Les Jeux de l’amour
par Françoise Sagan

En 1960, la romancière publie dans L’Express la critique du premier film de Philippe de Broca.

Une jeune fille charmante vit avec un jeune homme charmant, dans un magasin charmant, depuis deux années qu’on peut supposer avoir été charmantes. Elle voudrait contracter avec lui un charmant mariage en vue d’avoir des bambins charmant, situation définitive à laquelle le charmant amant répugne. Avec l’aide d’un charmant ami, mi-repoussoir mi-hameçon, elle parviendra à ses fins pour sa plus grande satisfaction et pour celle du spectateur charmé.

Ce film est joué par Geneviève Cluny, charmante, et Jean-Pierre Cassel, bien mieux que charmant grâce à quelque chose dans l’œil qui en a déjà fait ou en fera un merveilleux acteur.

Bref, voici un film gai, charmant – je l’ai déjà dit – et sans prétention. Pour ma part, je n’aime pas beaucoup les films sans prétention. Le cinéma m’apparaît comme une flèche prodigieuse destinée à empoisonner le spectateur à force de rêverie, de persuasion ou de violence.
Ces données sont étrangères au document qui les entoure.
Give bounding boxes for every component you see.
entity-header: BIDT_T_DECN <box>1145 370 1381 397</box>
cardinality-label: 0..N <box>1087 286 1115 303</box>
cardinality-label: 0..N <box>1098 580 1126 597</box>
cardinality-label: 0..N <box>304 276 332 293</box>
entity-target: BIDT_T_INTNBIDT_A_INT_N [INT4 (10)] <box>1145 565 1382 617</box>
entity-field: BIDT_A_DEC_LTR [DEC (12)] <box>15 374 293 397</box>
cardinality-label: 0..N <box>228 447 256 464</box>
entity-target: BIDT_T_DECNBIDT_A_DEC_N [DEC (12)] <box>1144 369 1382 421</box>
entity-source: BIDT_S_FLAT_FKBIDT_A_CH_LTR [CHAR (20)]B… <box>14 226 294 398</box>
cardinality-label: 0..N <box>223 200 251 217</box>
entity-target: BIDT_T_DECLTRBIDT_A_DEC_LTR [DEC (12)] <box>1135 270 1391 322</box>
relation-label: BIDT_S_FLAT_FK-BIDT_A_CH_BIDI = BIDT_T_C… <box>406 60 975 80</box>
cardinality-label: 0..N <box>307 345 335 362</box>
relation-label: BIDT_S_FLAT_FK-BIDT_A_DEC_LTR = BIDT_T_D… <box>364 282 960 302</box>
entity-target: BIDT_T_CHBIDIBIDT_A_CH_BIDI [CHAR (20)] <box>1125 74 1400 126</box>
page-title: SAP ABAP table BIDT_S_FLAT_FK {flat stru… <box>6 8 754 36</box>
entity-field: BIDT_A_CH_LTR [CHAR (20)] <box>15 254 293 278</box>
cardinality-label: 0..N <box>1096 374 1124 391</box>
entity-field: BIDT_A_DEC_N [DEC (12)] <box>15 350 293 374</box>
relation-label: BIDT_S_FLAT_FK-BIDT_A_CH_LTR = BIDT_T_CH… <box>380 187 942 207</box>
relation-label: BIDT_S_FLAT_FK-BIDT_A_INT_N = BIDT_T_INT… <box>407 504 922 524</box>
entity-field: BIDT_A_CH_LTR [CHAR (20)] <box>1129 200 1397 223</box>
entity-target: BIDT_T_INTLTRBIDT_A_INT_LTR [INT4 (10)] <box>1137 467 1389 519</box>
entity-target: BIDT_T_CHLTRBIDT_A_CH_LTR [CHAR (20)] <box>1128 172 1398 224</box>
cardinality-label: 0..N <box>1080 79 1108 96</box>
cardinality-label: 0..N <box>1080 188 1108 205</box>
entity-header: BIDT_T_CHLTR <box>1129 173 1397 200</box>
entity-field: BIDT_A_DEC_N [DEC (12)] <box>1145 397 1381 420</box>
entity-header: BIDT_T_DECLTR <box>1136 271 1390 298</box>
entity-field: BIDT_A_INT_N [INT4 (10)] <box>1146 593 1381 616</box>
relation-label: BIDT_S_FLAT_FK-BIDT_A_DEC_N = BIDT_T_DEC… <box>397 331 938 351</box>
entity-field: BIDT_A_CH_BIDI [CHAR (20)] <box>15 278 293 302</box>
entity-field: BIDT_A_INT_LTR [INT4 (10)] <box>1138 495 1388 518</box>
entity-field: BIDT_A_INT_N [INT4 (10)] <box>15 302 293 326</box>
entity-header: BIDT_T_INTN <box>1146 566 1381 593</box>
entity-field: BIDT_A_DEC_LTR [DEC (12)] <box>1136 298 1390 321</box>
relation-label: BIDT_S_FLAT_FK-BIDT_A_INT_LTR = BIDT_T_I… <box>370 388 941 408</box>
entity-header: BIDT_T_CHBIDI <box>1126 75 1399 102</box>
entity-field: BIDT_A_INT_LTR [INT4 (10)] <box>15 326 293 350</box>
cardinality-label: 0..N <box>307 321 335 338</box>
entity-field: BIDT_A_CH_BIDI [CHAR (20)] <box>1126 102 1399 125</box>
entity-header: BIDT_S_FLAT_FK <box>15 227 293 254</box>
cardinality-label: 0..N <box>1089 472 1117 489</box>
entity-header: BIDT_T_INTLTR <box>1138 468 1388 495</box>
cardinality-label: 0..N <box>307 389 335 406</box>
J’aime le cinéma un peu fou qui reflète quelqu’un (le metteur en scène), le cinéma qui crée des personnages écrasants ou des baudruches, le cinéma un peu monstrueux qui a déjà été fait, que l’on fait et qui est à refaire. Je trouve dommage de s’en servir pour filmer ce qui eût pu faire une moyenne pièce de théâtre. En ce sens je préfère Moderato Cantabile, film manqué, aux Jeux de l’amour, film réussi.

Enfin, je ne vois absolument pas ce qui a pu pousser Philippe de Broca, un jeune homme, à faire ce film. L’histoire ? Maupassant en avait fait autre chose. Les personnages ? Ils ne dévient pas d’un pouce, n’ont pas un réflexe que l’on ne puisse prévoir. Le fait de réussir une comédie ? Alors là, il a eu raison. C’est moins drôle que Some like it hot, c’est moins cruel que les films de Lubitsch, c’est moins efficace que Boisrond, mais dans le genre c’est réussi. C’est « distrayant », mais dans le pauvre sens du mot. Valéry disait : « Se distraire, c’est s’absorber. » Dans ce cas-là, Les Jeux de l’amour ne sont pas distrayants. Mais on peut y passer une heure et demie sans dommages.

Cela dit, Philippe de Broca dispose des mêmes atouts que les autres jeunes metteurs en scène : de bons dialogues, de la justesse et cette vivacité qui touche parfois la sécheresse : il n’y a qu’un seul plan poétique dans ce film, celui où Jean-Pierre Cassel contemple une coccinelle sur sa main. Tout le reste du film se promène d’un trottoir à l’autre, d’un visage à l’autre, il y a de jolies vues, de bonnes scènes intimistes, des drôleries un peu forcées, aucune provocation, bref un film charmant. On voit même le visage de Chabrol dans une roulotte à un moment, ce qui fait soupirer de nostalgie, la Panthéon illuminé et les bonds de Jean-Pierre Cassel qui devait être éreinté. Geneviève Cluny et Jean-Louis Maury sont excellents.

Pourquoi d’ailleurs ces reproches ? L’ambition n’est pas un devoir. Et quelle importance si le charme de ce film est celui des éphémères (genre d’insectes qui ne vivent que peu de temps – signé Larousse) ? Aucune, si ce n’est l’agacement que l’on éprouve à parler d’un film que la mémoire refuse.